There are currently about 150 million Protestants in the United States. These children of the Reformation possess the capacity to spark massive and life-giving social change if properly united and organized. While there are clear (and oftentimes conflicting) variations in theological and political belief (as was proven in our recent general election), that which does bind Protestants together is a common heritage of responding to God’s grace with mass protest against injustice. This commitment to personal and public renewal is meant to benefit all people of good will, regardless of religious and political identity. So the question becomes: When existing authorities seek to reduce ethical constraints, misappropriate funds for personal gain, legitimize lies, and establish forms of hierarchical rule that exploit and conquer through dishonorable policies, will Protestants honor their heritage and serve their prophetic vocation in society? Five-hundred years after Luther bravely protested as an expression of faith, will the caretakers of his legacy now allow a world order that is defined by division and manipulation? Will Protestants be seduced by the most deceitful and dominant of our day and age, or instead resolve to “bring good news to the poor...proclaim release to the captives and recovery of sight to the blind, to let the oppressed go free”?

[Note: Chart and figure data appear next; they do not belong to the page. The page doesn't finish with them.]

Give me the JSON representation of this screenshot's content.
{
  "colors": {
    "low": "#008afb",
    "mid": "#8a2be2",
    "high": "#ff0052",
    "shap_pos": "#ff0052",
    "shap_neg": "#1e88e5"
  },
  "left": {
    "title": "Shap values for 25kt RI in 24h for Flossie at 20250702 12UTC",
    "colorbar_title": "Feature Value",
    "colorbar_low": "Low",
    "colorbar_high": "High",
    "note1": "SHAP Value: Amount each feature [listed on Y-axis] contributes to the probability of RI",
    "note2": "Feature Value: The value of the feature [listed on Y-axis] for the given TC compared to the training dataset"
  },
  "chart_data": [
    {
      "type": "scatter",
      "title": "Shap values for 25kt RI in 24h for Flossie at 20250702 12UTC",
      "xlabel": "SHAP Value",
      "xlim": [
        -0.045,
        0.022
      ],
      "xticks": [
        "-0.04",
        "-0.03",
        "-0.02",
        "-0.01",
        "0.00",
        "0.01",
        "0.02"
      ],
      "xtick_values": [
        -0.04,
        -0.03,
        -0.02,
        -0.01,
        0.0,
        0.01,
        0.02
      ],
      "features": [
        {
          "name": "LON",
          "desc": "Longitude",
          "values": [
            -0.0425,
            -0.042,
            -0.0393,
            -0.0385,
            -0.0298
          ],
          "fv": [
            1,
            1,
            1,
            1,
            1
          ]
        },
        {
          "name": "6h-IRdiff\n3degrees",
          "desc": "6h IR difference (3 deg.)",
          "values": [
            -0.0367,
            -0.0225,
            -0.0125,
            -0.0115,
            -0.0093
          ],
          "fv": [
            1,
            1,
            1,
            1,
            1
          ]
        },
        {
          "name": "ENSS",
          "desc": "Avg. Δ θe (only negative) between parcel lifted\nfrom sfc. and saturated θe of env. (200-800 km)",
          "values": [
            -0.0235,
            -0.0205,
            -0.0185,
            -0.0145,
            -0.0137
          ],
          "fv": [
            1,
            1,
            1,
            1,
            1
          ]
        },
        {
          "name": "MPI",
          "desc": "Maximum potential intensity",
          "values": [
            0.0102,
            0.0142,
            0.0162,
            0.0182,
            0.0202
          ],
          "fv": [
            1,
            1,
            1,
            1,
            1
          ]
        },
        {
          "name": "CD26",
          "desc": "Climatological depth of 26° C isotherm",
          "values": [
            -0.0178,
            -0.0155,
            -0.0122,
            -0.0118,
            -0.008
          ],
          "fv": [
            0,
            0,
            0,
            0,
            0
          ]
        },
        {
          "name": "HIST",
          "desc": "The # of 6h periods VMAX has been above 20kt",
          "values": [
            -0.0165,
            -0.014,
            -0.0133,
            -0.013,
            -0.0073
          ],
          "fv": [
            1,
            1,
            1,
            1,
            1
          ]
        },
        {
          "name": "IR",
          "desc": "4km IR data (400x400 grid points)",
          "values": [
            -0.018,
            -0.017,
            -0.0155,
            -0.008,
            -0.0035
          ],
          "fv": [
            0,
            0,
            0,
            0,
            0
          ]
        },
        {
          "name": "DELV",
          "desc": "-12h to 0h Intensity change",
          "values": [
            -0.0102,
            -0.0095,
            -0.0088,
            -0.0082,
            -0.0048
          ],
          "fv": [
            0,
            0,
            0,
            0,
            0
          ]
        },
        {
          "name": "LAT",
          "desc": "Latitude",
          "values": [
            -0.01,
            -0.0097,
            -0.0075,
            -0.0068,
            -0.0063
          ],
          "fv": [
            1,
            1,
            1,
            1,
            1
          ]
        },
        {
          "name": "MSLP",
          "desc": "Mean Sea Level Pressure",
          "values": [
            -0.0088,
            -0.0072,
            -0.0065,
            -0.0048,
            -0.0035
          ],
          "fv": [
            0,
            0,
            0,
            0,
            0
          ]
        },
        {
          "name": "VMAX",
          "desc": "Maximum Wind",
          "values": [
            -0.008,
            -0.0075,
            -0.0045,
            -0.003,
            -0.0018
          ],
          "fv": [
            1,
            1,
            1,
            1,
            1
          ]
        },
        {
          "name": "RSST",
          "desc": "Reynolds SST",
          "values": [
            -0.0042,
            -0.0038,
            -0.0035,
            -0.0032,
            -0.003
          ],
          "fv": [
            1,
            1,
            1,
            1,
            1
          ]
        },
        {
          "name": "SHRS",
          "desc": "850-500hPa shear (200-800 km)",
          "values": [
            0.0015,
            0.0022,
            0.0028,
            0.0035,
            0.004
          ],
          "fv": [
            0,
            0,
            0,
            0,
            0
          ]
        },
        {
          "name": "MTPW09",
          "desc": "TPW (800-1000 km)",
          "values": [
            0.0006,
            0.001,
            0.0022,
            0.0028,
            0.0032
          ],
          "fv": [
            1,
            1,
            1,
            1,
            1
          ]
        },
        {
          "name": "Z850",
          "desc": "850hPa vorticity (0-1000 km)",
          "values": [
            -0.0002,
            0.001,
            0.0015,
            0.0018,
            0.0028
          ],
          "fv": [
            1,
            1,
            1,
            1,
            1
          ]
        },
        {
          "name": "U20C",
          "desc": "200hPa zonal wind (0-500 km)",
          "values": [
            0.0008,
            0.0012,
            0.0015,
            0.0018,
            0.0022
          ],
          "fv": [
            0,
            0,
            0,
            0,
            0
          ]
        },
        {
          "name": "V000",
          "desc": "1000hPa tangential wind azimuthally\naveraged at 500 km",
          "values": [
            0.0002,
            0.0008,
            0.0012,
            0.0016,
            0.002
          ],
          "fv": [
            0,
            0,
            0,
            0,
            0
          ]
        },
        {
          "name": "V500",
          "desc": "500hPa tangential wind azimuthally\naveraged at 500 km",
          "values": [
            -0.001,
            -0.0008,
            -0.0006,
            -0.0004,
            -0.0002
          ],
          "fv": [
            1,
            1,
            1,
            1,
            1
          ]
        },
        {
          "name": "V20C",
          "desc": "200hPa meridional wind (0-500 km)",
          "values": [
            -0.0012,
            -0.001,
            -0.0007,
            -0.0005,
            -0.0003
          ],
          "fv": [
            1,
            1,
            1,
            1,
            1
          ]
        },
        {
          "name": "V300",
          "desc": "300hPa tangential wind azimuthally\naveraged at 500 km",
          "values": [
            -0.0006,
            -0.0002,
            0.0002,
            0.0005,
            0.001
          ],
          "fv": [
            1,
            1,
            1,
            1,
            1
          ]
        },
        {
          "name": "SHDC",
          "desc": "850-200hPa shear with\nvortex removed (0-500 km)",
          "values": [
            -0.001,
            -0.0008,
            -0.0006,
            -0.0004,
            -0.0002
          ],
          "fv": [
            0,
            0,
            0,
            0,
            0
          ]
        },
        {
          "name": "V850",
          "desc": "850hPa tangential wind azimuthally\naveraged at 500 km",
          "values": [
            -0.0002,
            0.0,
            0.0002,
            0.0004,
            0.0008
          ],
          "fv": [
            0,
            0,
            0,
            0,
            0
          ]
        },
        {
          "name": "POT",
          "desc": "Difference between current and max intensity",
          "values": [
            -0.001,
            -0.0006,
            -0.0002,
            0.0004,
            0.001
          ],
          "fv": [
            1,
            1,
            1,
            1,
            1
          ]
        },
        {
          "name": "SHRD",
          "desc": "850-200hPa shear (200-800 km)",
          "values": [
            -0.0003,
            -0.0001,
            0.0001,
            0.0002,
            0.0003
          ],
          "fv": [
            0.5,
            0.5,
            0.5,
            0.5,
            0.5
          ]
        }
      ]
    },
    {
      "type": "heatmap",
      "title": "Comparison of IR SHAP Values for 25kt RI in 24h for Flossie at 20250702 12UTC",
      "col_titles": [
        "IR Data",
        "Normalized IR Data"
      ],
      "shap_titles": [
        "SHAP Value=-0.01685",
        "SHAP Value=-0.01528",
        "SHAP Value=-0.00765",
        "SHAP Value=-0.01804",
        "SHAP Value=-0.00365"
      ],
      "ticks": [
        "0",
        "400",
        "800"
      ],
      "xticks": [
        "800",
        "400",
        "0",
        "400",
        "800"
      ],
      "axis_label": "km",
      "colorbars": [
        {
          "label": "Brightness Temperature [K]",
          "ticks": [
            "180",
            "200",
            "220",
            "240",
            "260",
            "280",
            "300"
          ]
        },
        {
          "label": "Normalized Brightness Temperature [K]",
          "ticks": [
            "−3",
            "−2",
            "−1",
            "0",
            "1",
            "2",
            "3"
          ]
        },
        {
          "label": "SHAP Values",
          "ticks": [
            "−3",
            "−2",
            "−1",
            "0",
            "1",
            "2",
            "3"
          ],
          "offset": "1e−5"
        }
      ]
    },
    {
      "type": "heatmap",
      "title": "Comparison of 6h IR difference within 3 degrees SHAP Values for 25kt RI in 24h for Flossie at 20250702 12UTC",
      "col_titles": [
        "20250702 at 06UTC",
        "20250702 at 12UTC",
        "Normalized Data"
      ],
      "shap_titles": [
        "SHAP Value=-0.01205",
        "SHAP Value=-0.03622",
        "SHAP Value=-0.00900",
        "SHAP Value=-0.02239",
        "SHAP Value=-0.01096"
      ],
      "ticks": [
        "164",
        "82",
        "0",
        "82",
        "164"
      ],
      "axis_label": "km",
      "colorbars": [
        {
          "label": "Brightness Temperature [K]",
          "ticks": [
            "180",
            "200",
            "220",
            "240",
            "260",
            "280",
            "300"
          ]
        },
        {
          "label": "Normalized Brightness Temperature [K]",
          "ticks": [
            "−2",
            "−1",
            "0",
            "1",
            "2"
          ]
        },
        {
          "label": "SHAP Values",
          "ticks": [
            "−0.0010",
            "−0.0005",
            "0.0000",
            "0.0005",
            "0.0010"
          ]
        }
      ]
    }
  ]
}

In religion, politics, education, economics, and countless other facets of life, the mass protests of 1517 had a dramatic impact upon the past 500 years. This is most certainly true. Whether or not Protestants accept the responsibility of resistance in 2017 may come to define the next 500 years. For those of us who still dare to identify as Protestant, we take comfort in the belief that God will love and forgive us regardless of what we do. However, for those of us Protestants who also still dare to call ourselves citizens, we are challenged to know that history may not be so gracious.